Circular design is a closed-loop model that, as opposed to linear design, is oriented to keeping materials in use by repurposing waste and contamination. The architecture design hub UNStudio defines circular design in their website as a “holistic process of design, evaluation and future changes to the initial design that explicitly values the re-use of materials and materials which are suited for repeated re-use.” In this way, circular design is not only highly efficient and performative-oriented, but it also requires disruptive technology and great creativity to translate waste and surplus into functional objects and installations.
This new approach to planning and designing overcomes our lethal obsession for growth and expansion of the city, and establishes healthy urban initiatives where resources are effectively managed, space is reclaimed and waste is repurposed. Circular design, essentially, redefines the boundaries of waste where it is no longer waste but a fundamental part of planning and, even more, a valued material.
The model of circular design in urban planning can take the form of green energy; repurposed materials for construction; employment of 3D printing; auto regenerative soil models; spaces free of air pollution, among others. An instance of an emerging project applying the concept of repurposing, which is often used to refer to the upcycling of materials, to urban space is the Superblock project.

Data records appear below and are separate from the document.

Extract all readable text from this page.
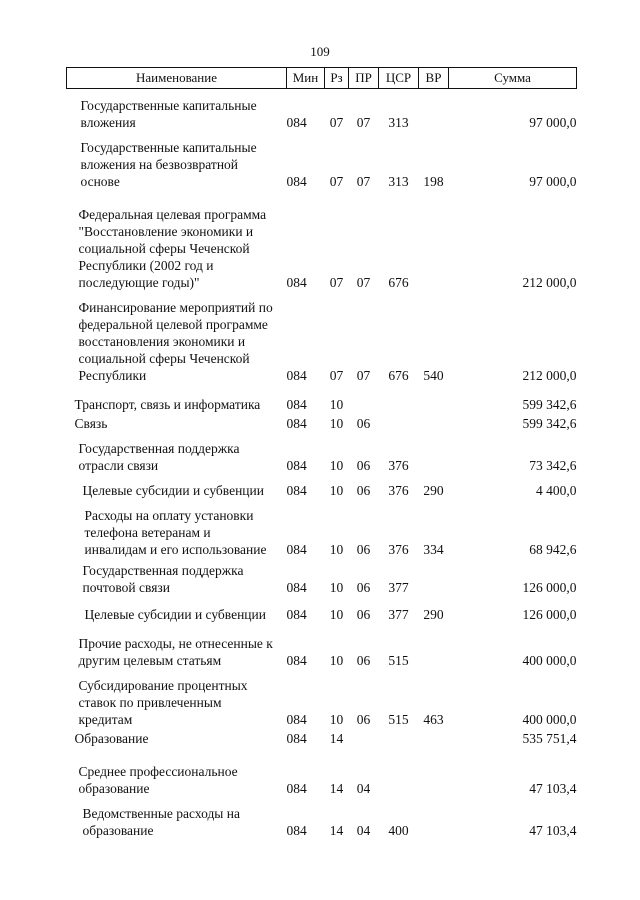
109
Наименование	Мин	Рз	ПР	ЦСР	ВР	Сумма

Государственные капитальные вложения	084	07	07	313		97 000,0

Государственные капитальные вложения на безвозвратной основе	084	07	07	313	198	97 000,0

Федеральная целевая программа "Восстановление экономики и социальной сферы Чеченской Республики (2002 год и последующие годы)"	084	07	07	676		212 000,0

Финансирование мероприятий по федеральной целевой программе восстановления экономики и социальной сферы Чеченской Республики	084	07	07	676	540	212 000,0

Транспорт, связь и информатика	084	10				599 342,6

Связь	084	10	06			599 342,6

Государственная поддержка отрасли связи	084	10	06	376		73 342,6

Целевые субсидии и субвенции	084	10	06	376	290	4 400,0

Расходы на оплату установки телефона ветеранам и инвалидам и его использование	084	10	06	376	334	68 942,6

Государственная поддержка почтовой связи	084	10	06	377		126 000,0

Целевые субсидии и субвенции	084	10	06	377	290	126 000,0

Прочие расходы, не отнесенные к другим целевым статьям	084	10	06	515		400 000,0

Субсидирование процентных ставок по привлеченным кредитам	084	10	06	515	463	400 000,0

Образование	084	14				535 751,4

Среднее профессиональное образование	084	14	04			47 103,4

Ведомственные расходы на образование	084	14	04	400		47 103,4
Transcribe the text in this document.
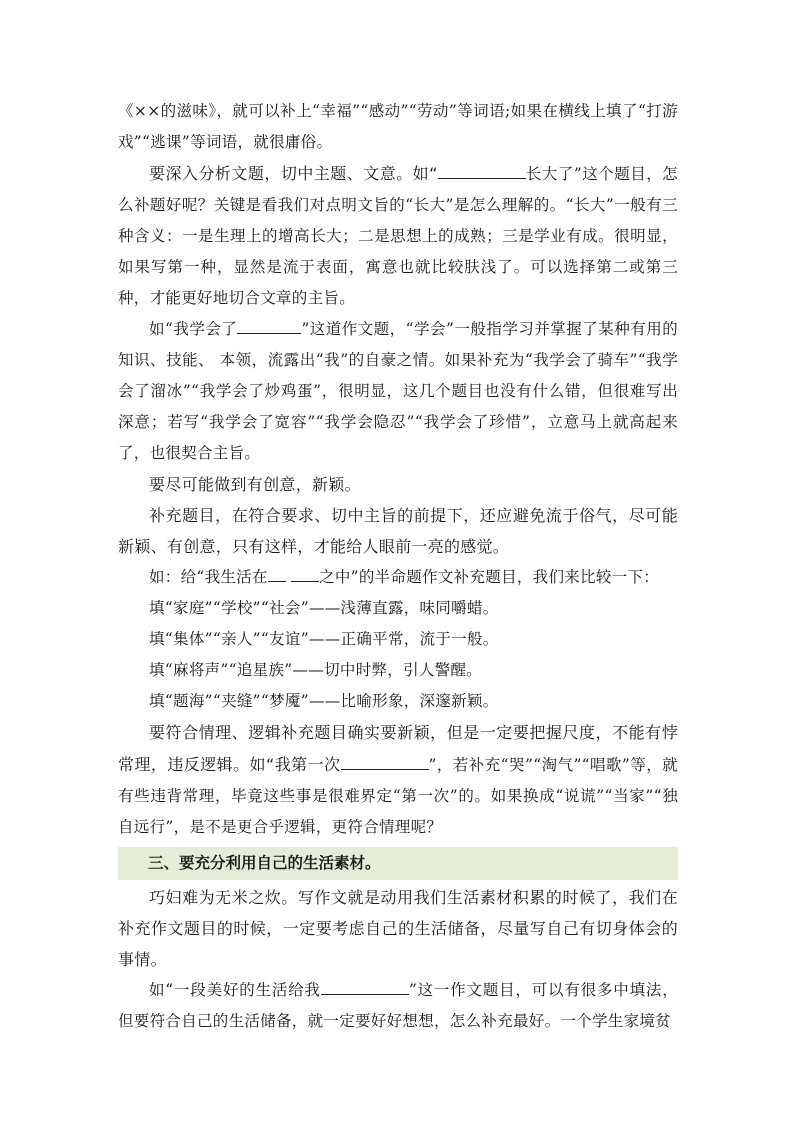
《××的滋味》，就可以补上“幸福”“感动”“劳动”等词语;如果在横线上填了“打游戏”“逃课”等词语，就很庸俗。

要深入分析文题，切中主题、文意。如“	长大了”这个题目，怎么补题好呢？关键是看我们对点明文旨的“长大”是怎么理解的。“长大”一般有三种含义：一是生理上的增高长大；二是思想上的成熟；三是学业有成。很明显，如果写第一种，显然是流于表面，寓意也就比较肤浅了。可以选择第二或第三种，才能更好地切合文章的主旨。

如“我学会了	”这道作文题，“学会”一般指学习并掌握了某种有用的知识、技能、 本领，流露出“我”的自豪之情。如果补充为“我学会了骑车”“我学会了溜冰”“我学会了炒鸡蛋”，很明显，这几个题目也没有什么错，但很难写出深意；若写“我学会了宽容”“我学会隐忍”“我学会了珍惜”，立意马上就高起来了，也很契合主旨。

要尽可能做到有创意，新颖。

补充题目，在符合要求、切中主旨的前提下，还应避免流于俗气，尽可能新颖、有创意，只有这样，才能给人眼前一亮的感觉。

如：给“我生活在	之中”的半命题作文补充题目，我们来比较一下：

填“家庭”“学校”“社会”——浅薄直露，味同嚼蜡。

填“集体”“亲人”“友谊”——正确平常，流于一般。

填“麻将声”“追星族”——切中时弊，引人警醒。

填“题海”“夹缝”“梦魇”——比喻形象，深邃新颖。

要符合情理、逻辑补充题目确实要新颖，但是一定要把握尺度，不能有悖常理，违反逻辑。如“我第一次	”，若补充“哭”“淘气”“唱歌”等，就有些违背常理，毕竟这些事是很难界定“第一次”的。如果换成“说谎”“当家”“独自远行”，是不是更合乎逻辑，更符合情理呢？

三、要充分利用自己的生活素材。

巧妇难为无米之炊。写作文就是动用我们生活素材积累的时候了，我们在补充作文题目的时候，一定要考虑自己的生活储备，尽量写自己有切身体会的事情。

如“一段美好的生活给我	”这一作文题目，可以有很多中填法，但要符合自己的生活储备，就一定要好好想想，怎么补充最好。一个学生家境贫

The Superblock project by Leku Studio (2019) repurposes the urban space of Barcelona, a dense city that hosts mountains of concrete. Superblock was conceived to curb air and noise pollution while responding to the lack of green spaces for social gathering. The project is turning busy roadways into long streets filled with urban furniture that uses eco-materials. In total, the program aims at creating 503 superblocks that will eventually connect one another. The furniture is removable and can be arranged continuously. In this way, the project defines urbanisation as reversible, adaptable and able to recycle landscapes.
The Village Underground Lisboa (2014) is an example of implementing adaptable materials and upcycled infrastructure in urban models. The village is a certified incubator that welcomes the creative community and, thanks to its unique architectural structure, it has become a landmark in the city. The co working space uses shipping containers, decker buses and recycled materials to make office spaces, a restaurant and a conference room. It does not only host the creative community but its colourful and repurposed containers make it a great location for events and cultural development.
De Ceuvel in Amsterdam (2012), on the other hand, is a cafe that serves as a “playground for sustainable technologies,” as they assert. Built on a former industrial plot, the site features solar power and soil-cleaning plants. De Ceuvel is set to become fully circular and it promotes the adoption of a circular economy by offering inexpensive workshops to creative entrepreneurs with similar goals. The project’s agenda strives for a more integrated city where greener buildings and processes of regeneration can adapt to the changing circumstances of the environment.
Models of circular design are challenging the traditional approach to urbanisation which has not only been fixed and static, but also linear. Circular design, on the other hand, reclaims urban sites; transforming it into fluid spaces that mediate the necessities of the society in relation to the planning of the city. It, more importantly, highlights the importance of managing resources collectively whilst allowing businesses to engage with communities. The Superblock, the Village Underground Lisboa and De Ceuvel are examples of how urban design not only responds to social needs, but also, forges spaces for ambiental regeneration and collective awareness and, ultimately, integrated coexistence.